Wednesday, 15 November 2006

Never in Time

I started writing iNMR when 90% of Mac users had already switched to OS X, after Varian had already introduced VNMRJ for Mac OS X. I felt they had invaded my territory and, partly prompted from this challenge, decided to compete.
After one month Steve Jobs announced the next migration, from PowerPC to Intel. Then I knew I was working for a short-lived computer, the PPC iMac. A few months later, another program appeared for OS X, called NMR notebook. In January 2007 the MacBook arrived on the shelves. When iNMR 1.0 shipped, it was already old, because it was not Universal Binary. At the same time the public complained because it had less functions than SwaN-MR. And there were already two competiors. If I had sold as little as 200 copies I had certainly recompiled iNMR on the spot. Adding the desired functions required more effort but less money, and this is what I have done during 2006. Yesterday I began writing the UB version and today it was ready. It's OK, but it takes too long for a deep testing. It's unbelievable the wealth of features contained into a floppy (this is the size of the download). This evening I published iNMR UB in the form of a beta version, hoping to find some collaboration for testing.

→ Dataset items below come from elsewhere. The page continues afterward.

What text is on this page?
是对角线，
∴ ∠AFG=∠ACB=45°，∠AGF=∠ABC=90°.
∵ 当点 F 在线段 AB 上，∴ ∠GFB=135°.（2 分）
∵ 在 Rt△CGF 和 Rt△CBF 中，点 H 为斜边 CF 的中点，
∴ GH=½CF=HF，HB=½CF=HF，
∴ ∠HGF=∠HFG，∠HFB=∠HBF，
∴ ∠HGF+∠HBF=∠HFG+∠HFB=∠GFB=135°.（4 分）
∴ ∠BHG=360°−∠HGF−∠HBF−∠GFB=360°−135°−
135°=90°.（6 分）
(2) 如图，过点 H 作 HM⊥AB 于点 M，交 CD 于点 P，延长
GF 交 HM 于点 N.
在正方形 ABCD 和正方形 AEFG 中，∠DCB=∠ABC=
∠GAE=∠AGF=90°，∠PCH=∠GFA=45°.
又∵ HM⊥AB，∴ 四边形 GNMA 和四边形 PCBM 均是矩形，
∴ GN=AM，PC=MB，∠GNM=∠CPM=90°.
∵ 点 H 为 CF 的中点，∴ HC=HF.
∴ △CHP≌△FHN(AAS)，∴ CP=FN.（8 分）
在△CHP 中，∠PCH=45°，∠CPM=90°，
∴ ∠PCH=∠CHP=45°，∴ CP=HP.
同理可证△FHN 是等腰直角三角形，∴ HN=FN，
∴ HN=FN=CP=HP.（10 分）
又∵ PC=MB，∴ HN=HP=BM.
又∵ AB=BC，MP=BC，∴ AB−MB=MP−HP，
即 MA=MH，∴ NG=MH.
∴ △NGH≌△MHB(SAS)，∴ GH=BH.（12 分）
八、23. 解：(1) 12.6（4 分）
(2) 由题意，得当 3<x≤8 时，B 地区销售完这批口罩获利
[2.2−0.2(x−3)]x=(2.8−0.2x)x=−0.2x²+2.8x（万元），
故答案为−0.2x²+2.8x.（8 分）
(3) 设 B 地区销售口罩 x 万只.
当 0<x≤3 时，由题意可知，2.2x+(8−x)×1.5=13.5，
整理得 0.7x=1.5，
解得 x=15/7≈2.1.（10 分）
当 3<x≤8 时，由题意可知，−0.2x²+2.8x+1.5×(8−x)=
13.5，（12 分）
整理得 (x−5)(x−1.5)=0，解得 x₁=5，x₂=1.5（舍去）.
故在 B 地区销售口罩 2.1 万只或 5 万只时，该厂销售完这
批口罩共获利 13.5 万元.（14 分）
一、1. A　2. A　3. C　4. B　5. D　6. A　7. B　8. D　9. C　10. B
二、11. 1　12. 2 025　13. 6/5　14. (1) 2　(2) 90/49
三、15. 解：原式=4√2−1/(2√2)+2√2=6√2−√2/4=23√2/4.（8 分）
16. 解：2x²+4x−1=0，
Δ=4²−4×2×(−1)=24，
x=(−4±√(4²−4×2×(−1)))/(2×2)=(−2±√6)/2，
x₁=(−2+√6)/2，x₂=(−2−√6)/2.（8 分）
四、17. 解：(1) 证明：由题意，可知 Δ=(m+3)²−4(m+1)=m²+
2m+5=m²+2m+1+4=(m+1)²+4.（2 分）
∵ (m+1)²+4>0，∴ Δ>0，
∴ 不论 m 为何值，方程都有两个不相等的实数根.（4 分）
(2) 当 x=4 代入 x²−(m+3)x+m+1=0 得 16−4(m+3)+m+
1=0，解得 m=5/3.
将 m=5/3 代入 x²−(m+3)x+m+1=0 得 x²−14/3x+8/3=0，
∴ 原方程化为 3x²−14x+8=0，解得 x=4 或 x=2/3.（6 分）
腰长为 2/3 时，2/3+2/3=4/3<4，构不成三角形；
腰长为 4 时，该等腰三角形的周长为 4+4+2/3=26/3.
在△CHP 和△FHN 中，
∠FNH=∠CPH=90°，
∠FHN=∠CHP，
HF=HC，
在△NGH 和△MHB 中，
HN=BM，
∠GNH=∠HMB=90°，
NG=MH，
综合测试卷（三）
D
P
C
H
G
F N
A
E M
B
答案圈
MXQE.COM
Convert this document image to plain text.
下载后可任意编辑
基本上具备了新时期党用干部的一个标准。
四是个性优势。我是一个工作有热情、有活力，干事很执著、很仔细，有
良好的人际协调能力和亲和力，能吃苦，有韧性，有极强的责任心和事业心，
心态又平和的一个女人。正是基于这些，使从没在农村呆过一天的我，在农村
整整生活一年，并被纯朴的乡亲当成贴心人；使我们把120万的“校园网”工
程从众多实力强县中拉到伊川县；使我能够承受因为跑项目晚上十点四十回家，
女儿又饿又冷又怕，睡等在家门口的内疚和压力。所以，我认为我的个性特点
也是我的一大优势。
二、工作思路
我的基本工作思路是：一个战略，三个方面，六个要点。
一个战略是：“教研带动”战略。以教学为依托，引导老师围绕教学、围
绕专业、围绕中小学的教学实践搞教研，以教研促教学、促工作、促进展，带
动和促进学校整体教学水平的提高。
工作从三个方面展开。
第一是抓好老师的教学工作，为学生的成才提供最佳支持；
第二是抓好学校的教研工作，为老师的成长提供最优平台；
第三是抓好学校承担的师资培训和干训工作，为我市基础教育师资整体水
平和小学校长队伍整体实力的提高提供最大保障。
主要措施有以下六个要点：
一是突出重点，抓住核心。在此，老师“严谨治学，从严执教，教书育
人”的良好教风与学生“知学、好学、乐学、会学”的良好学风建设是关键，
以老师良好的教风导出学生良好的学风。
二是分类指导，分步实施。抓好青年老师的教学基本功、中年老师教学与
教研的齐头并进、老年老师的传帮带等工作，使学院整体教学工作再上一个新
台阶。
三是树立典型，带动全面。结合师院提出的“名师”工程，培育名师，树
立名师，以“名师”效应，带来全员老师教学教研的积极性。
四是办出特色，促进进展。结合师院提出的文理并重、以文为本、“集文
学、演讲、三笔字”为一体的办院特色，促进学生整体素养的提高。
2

The beta version requires system 10.4, but the final version will be compatible with 10.3. What else can happen before it becomes an official release? Acorn and Mestrelab have already announced their respective versions for OS X. It's impossible to find a weak spot into the products of the competitors, if they keep these products well closed into their drawers. The winner is always Apple, which managed to sell two computers per programmer: the UB version must necessarily be tested on two different computers.